Asiana Takeover Scrapped

  • By Kim Kang-han

    September 04, 2020 11:59

    HDC Hyundai Development will after all not be buying troubled Asiana Airlines after 10 months of negotiations floundered amid the coronavirus epidemic.

    Kumho Industrial, the parent company of Asiana, and Korea Development Bank, the flag carrier's main creditor, will inform the property developer that the deal has been scrapped since HDC no longer seems to have any intent to proceed with the acquisition. That means Asiana will remain in creditor management for a protracted period since the pandemic has significantly tarnished the luster of all airlines.

    /Newsis

    Industry sources on Thursday said the decision was made after KDB received an e-mail from HDC that still insists on another round of due diligence at the carrier even after the bank offered another W1.5 trillion worth of financial support (US$1=W1,189).

    KDB chairman Lee Dong-gull made the offer in a meeting on Aug. 26 with HDC chairman Chung Mong-gyu and asked him to give a response within a week.

    But according to a bank source the response e-mail "did not contain a specific expression of intent and was full of ambiguities." "After that kind of response to the de facto ultimatum, we had no choice" but to scrap the deal, the insider added.

    HDC was picked as the preferred bidder last November and signed a share purchase agreement the following month. The acquisition price was set at W2.5 trillion. But the deal hit the rocks once coronavirus broke out and caused Asiana's debt-to-equity ratio to surge from 1,795.1 percent in late 2019 to 2,366.1 percent in the first half of this year.

    The carrier managed to post a W23.4 billion operating profit in the second quarter thanks to sound cargo earnings, but first-half losses totaled W268.6 billion.

    KDB and another state-owned lender, Export–Import Bank of Korea, provided W1.7 trillion in emergency loans to Asiana in April. But HDC bristled at the move because Asiana's debts increased without its authorization and demanded another due diligence in April.

    In reality there was a mounting sense within HDC management that a takeover at this time would be madness. The property developer is expected to sue for the repayment of W250 billion it paid as a deposit on the deal.

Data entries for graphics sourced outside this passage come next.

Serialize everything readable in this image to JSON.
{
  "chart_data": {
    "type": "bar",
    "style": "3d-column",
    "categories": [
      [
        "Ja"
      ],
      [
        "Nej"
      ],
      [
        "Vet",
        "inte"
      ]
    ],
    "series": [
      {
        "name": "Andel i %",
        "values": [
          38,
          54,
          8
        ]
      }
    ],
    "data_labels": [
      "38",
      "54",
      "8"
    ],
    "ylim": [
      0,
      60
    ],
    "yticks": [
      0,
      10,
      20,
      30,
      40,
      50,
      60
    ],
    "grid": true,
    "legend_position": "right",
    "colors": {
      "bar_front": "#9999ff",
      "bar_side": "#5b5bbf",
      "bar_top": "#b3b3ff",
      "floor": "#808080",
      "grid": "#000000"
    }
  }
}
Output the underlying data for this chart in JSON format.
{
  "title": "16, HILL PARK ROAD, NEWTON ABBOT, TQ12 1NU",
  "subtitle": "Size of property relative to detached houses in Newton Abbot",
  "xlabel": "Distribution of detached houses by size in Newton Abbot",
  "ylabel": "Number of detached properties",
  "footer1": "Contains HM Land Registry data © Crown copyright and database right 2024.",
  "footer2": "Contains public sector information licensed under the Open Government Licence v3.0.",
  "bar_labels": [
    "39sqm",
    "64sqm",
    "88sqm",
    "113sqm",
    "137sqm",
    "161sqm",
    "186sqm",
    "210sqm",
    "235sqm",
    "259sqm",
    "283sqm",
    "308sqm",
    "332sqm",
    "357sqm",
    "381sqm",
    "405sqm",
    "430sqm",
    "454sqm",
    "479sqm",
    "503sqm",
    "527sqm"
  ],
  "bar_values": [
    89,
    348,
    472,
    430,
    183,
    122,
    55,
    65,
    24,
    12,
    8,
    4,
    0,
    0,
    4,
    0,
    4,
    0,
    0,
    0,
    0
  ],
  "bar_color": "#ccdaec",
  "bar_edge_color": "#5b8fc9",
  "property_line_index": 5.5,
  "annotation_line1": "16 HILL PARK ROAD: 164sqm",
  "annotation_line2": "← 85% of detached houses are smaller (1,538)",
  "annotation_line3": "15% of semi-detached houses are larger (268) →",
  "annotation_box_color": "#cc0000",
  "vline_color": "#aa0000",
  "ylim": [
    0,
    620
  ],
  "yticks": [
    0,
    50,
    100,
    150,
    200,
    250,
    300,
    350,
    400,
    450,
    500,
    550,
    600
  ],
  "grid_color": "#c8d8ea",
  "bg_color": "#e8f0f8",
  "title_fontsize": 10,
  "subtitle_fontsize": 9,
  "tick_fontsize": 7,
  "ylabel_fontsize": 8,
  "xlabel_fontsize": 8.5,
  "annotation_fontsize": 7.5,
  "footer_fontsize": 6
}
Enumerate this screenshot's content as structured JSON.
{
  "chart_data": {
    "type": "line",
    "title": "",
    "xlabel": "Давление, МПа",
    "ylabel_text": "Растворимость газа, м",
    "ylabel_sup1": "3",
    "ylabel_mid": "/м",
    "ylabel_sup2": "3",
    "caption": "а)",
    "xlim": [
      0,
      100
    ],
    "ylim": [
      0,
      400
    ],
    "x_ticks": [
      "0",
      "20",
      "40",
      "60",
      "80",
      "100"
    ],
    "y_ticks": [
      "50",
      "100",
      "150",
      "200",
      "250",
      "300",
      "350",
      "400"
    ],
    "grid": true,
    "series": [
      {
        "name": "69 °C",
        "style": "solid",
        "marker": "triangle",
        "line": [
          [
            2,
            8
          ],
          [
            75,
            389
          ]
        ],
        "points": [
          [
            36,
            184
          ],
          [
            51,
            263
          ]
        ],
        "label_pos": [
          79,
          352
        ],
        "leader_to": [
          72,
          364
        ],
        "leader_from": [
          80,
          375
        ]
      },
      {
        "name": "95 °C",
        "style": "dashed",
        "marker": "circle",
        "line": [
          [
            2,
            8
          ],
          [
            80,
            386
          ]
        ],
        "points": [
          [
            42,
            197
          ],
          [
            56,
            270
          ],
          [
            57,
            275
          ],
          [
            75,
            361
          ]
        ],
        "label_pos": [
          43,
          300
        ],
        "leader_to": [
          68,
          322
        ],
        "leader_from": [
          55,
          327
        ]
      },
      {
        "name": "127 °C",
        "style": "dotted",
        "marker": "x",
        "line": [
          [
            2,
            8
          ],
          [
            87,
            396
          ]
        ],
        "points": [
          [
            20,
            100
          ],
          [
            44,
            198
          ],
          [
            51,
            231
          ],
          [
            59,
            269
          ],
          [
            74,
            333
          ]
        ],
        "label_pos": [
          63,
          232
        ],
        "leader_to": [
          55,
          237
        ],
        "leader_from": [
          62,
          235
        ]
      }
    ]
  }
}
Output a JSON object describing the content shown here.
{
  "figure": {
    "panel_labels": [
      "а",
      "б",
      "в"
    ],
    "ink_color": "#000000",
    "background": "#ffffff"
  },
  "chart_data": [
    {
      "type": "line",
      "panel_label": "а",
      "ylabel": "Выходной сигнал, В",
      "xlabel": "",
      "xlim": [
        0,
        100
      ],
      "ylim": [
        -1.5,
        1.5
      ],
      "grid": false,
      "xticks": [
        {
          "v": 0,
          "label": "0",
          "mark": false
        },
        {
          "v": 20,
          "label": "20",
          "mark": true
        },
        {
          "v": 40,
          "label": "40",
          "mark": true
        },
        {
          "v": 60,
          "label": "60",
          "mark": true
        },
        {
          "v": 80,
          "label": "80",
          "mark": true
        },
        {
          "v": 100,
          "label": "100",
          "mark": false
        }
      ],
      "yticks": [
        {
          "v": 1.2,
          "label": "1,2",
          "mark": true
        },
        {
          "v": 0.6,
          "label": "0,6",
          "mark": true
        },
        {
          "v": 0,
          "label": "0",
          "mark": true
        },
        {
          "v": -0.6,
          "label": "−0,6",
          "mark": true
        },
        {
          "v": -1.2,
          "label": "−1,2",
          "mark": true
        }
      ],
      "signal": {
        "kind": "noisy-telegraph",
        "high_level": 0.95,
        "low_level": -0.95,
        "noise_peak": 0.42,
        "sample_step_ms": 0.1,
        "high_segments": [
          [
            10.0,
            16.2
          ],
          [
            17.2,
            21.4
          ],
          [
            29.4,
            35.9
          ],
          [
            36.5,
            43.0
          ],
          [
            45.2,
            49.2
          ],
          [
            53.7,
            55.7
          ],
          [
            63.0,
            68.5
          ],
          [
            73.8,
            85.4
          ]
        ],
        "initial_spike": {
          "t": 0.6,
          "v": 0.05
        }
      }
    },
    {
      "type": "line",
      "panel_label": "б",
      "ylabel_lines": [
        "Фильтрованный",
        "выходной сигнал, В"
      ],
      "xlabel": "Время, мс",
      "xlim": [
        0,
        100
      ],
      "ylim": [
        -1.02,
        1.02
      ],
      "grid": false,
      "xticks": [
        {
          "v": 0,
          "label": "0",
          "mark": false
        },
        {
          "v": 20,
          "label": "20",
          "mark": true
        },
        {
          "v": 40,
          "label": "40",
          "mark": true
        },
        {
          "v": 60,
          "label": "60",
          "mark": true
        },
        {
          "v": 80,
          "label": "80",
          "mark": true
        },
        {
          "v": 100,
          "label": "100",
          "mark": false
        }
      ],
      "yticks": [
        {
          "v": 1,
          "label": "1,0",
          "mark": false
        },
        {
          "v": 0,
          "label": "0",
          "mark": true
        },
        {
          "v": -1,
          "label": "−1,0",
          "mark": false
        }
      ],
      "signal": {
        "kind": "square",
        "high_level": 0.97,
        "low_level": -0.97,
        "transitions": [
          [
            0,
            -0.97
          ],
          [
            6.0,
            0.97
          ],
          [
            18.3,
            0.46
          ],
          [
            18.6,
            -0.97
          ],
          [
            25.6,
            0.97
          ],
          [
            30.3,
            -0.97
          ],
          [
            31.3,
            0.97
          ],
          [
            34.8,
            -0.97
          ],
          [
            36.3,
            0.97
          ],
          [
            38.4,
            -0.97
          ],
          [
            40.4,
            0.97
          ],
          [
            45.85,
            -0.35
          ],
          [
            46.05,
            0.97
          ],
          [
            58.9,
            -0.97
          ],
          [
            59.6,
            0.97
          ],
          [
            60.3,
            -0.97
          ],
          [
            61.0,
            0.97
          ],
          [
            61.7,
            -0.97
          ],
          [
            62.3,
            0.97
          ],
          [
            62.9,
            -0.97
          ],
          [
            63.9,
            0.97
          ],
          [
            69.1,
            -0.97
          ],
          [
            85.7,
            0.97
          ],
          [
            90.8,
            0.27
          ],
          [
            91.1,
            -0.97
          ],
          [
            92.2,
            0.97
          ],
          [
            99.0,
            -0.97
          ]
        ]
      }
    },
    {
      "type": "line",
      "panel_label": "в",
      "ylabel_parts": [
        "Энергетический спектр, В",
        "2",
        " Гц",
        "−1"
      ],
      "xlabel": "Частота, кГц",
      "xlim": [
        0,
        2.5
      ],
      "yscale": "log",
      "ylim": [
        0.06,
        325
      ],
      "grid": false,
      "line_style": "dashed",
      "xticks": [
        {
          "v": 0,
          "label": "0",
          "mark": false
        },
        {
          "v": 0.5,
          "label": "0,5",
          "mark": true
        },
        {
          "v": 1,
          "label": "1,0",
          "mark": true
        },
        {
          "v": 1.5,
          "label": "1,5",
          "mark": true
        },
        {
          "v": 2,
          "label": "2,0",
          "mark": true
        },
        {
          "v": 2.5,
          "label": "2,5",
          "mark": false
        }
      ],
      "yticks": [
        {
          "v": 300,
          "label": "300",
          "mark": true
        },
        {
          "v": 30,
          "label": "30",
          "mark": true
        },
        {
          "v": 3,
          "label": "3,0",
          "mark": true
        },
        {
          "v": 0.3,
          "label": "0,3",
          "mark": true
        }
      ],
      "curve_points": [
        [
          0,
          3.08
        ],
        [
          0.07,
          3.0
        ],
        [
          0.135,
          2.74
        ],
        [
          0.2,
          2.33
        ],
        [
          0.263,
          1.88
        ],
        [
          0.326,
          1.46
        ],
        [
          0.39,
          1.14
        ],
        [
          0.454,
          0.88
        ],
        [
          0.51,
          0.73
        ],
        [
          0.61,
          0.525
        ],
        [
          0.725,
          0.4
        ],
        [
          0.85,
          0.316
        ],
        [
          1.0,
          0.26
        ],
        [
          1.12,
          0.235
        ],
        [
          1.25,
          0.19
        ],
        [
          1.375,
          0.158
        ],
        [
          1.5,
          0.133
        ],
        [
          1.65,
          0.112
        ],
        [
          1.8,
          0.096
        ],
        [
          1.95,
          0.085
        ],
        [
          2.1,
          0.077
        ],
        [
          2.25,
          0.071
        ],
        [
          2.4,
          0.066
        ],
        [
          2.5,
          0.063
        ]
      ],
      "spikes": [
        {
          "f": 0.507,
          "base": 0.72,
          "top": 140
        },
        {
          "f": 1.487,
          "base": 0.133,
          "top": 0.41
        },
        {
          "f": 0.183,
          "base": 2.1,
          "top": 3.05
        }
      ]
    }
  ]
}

    Now Asiana's future is uncertain again. There is no telling when the airline industry slump will end, making it nearly impossible to find a new buyer. Industry insiders believe Asiana will become a quasi-state enterprise. KDB and Exim Bank own W800 billion worth of perpetual bonds issued by Asiana, which translates into a 36.9 percent stake in the carrier, the largest.

    Kumho Industrial seems unable to restructure the airline's business on its own. Experts say the incident should serve as a wake-up call to overhaul Korea's airline industry. Huh Hee-young at Korea Aerospace University said, "Just like mergers among major carriers in the U.S. and Europe, Korean Air and Asiana should also merge in order to bolster their international competitiveness."